Financial leverage is the use of borrowed money (debt) to finance the purchase of assets with the expectation that the income or capital gain from the new asset will exceed the cost of borrowing. In most cases, the debt provider will limit how much risk it is ready to take and indicate a limit on the extent of the leverage it will allow. In the case of asset-backed lending, the financial provider uses the assets as collateral until the borrower repays the loan. In the case of a cash flow loan, the general creditworthiness of the company is used to back the loan. The concept of leverage is common in the business world. It is mostly used to boost the returns on equity capital of a company, especially when the business is unable to increase its operating efficiency and returns on total investment. Because earnings on borrowing are higher than the interest payable on debt, the company's total earnings will increase, ultimately boosting stockholders' profits.

Leverage and Capital Costs

The debt to equity ratio plays a role in the working average cost of capital (WACC). The overall interest on debt represents the break-even point that must be obtained to profitability in a given venture. Thus, WACC is essentially the average interest an organization owes on the capital it has borrowed for leverage. Let's say equity represents 60% of borrowed capital, and debt is 40%. This results in a financial leverage calculation of 40/60, or 0.6667. The organization owes 10% on all equity and 5% on all debt. That means that the weighted average cost of capital is (.4)(5) + (.6)(10) - or 8%. For every $10,000 borrowed, this organization will owe $800 in interest. Profit must be higher than 8% on the project to offset the cost of interest and justify this leverage.

Benefits of Financial Leverage

Leverage provides the following benefits for companies:
  • Leverage is an essential tool a company's management can use to make the best financing and investment decisions.
  • It provides a variety of financing sources by which the firm can achieve its target earnings.
  • Leverage is also an essential technique in investing as it helps companies set a threshold for the expansion of business operations. For example, it can be used to recommend restrictions on business expansion once the projected return on additional investment is lower than the cost of debt.
By borrowing funds, the firm incurs a debt that must be paid. But, this debt is paid in small installments over a relatively long period of time. This frees funds for more immediate use in the stock market. For example, suppose a company can afford a new factory but will be left with negligible free cash. In that case, it may be better to finance the factory and spend the cash on hand on inputs, labor, or even hold a significant portion as a reserve against unforeseen circumstances.
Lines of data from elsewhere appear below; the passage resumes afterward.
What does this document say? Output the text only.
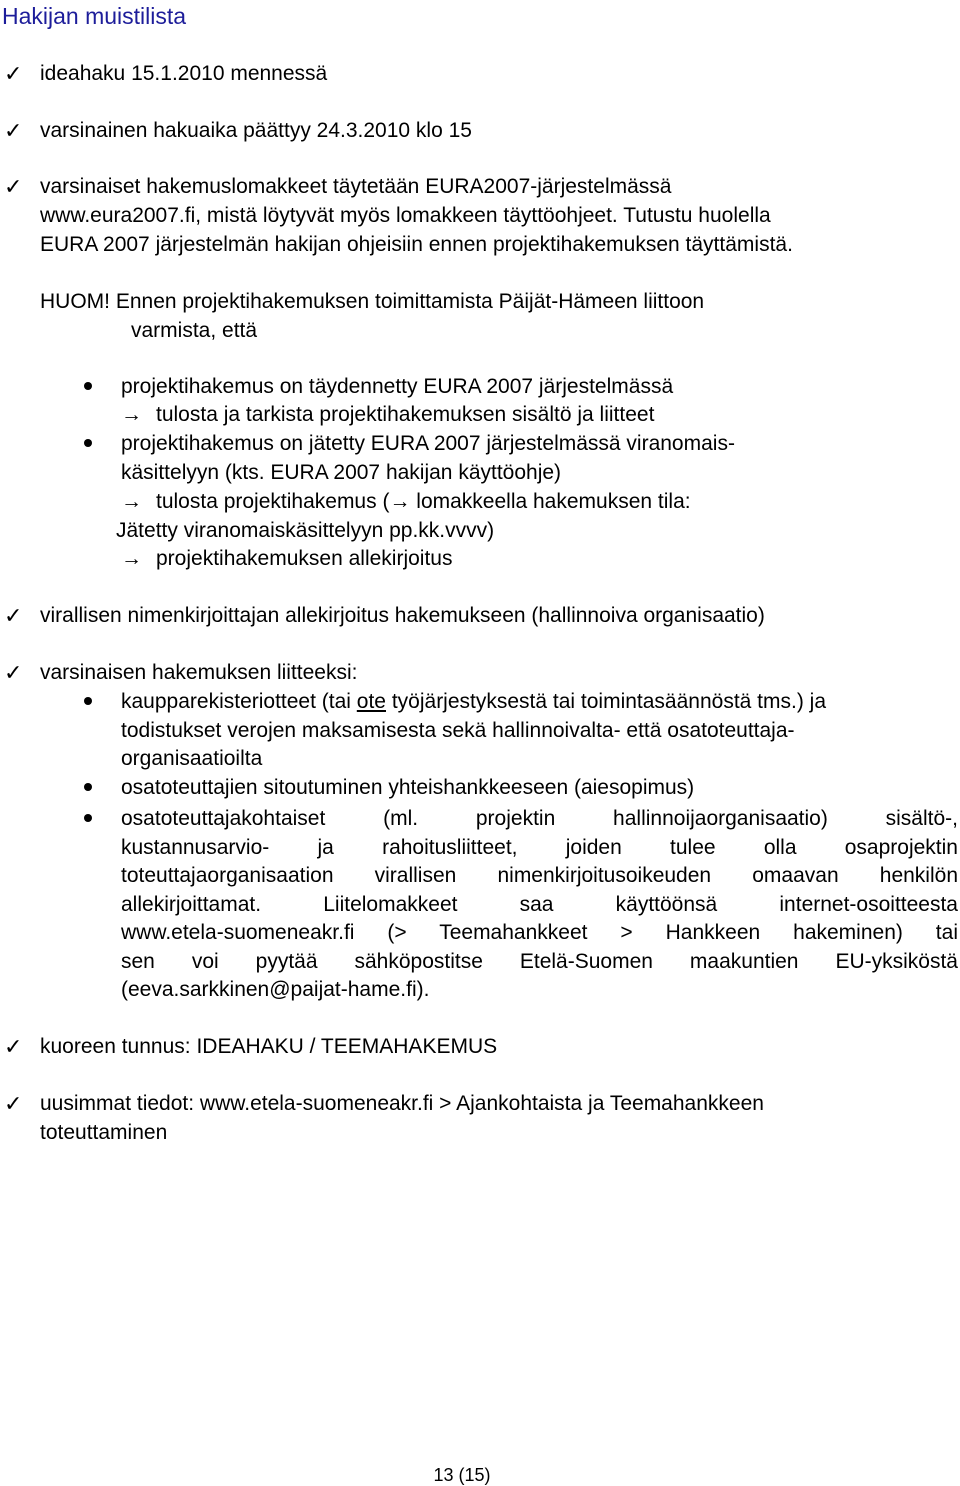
Hakijan muistilista
✓ ideahaku 15.1.2010 mennessä
✓ varsinainen hakuaika päättyy 24.3.2010 klo 15
✓ varsinaiset hakemuslomakkeet täytetään EURA2007-järjestelmässä
www.eura2007.fi, mistä löytyvät myös lomakkeen täyttöohjeet. Tutustu huolella
EURA 2007 järjestelmän hakijan ohjeisiin ennen projektihakemuksen täyttämistä.
HUOM! Ennen projektihakemuksen toimittamista Päijät-Hämeen liittoon
varmista, että
projektihakemus on täydennetty EURA 2007 järjestelmässä
→ tulosta ja tarkista projektihakemuksen sisältö ja liitteet
projektihakemus on jätetty EURA 2007 järjestelmässä viranomais-
käsittelyyn (kts. EURA 2007 hakijan käyttöohje)
→ tulosta projektihakemus (→ lomakkeella hakemuksen tila:
Jätetty viranomaiskäsittelyyn pp.kk.vvvv)
→ projektihakemuksen allekirjoitus
✓ virallisen nimenkirjoittajan allekirjoitus hakemukseen (hallinnoiva organisaatio)
✓ varsinaisen hakemuksen liitteeksi:
kaupparekisteriotteet (tai ote työjärjestyksestä tai toimintasäännöstä tms.) ja
todistukset verojen maksamisesta sekä hallinnoivalta- että osatoteuttaja-
organisaatioilta
osatoteuttajien sitoutuminen yhteishankkeeseen (aiesopimus)
osatoteuttajakohtaiset (ml. projektin hallinnoijaorganisaatio) sisältö-,
kustannusarvio- ja rahoitusliitteet, joiden tulee olla osaprojektin
toteuttajaorganisaation virallisen nimenkirjoitusoikeuden omaavan henkilön
allekirjoittamat. Liitelomakkeet saa käyttöönsä internet-osoitteesta
www.etela-suomeneakr.fi (> Teemahankkeet > Hankkeen hakeminen) tai
sen voi pyytää sähköpostitse Etelä-Suomen maakuntien EU-yksiköstä
(eeva.sarkkinen@paijat-hame.fi).
✓ kuoreen tunnus: IDEAHAKU / TEEMAHAKEMUS
✓ uusimmat tiedot: www.etela-suomeneakr.fi > Ajankohtaista ja Teemahankkeen
toteuttaminen
13 (15)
The Risk of Financial Leverage

The most obvious and apparent risk of leverage is that if price changes unexpectedly, the leveraged position can lead to severe losses. For example, imagine a hedge fund seeded by $50 worth of investor money. The hedge fund borrows another $50 and buys an asset worth $100, leading to a leverage ratio of 2:1. For the investor, this is neither good nor bad -- until the asset price changes. If the asset price goes up 10 percent, the investor earns $10 on $50 of capital, a net gain of 20 percent, and is very pleased with the increased gains from the leverage. However, if the asset price crashes unexpectedly, say by 30 percent, the investor loses $30 on $50 of capital, suffering a 60 percent loss. In other words, the effect of leverage is to increase the volatility of returns and increase the effects of a price change on the asset to the bottom line while increasing the chance for profit as well.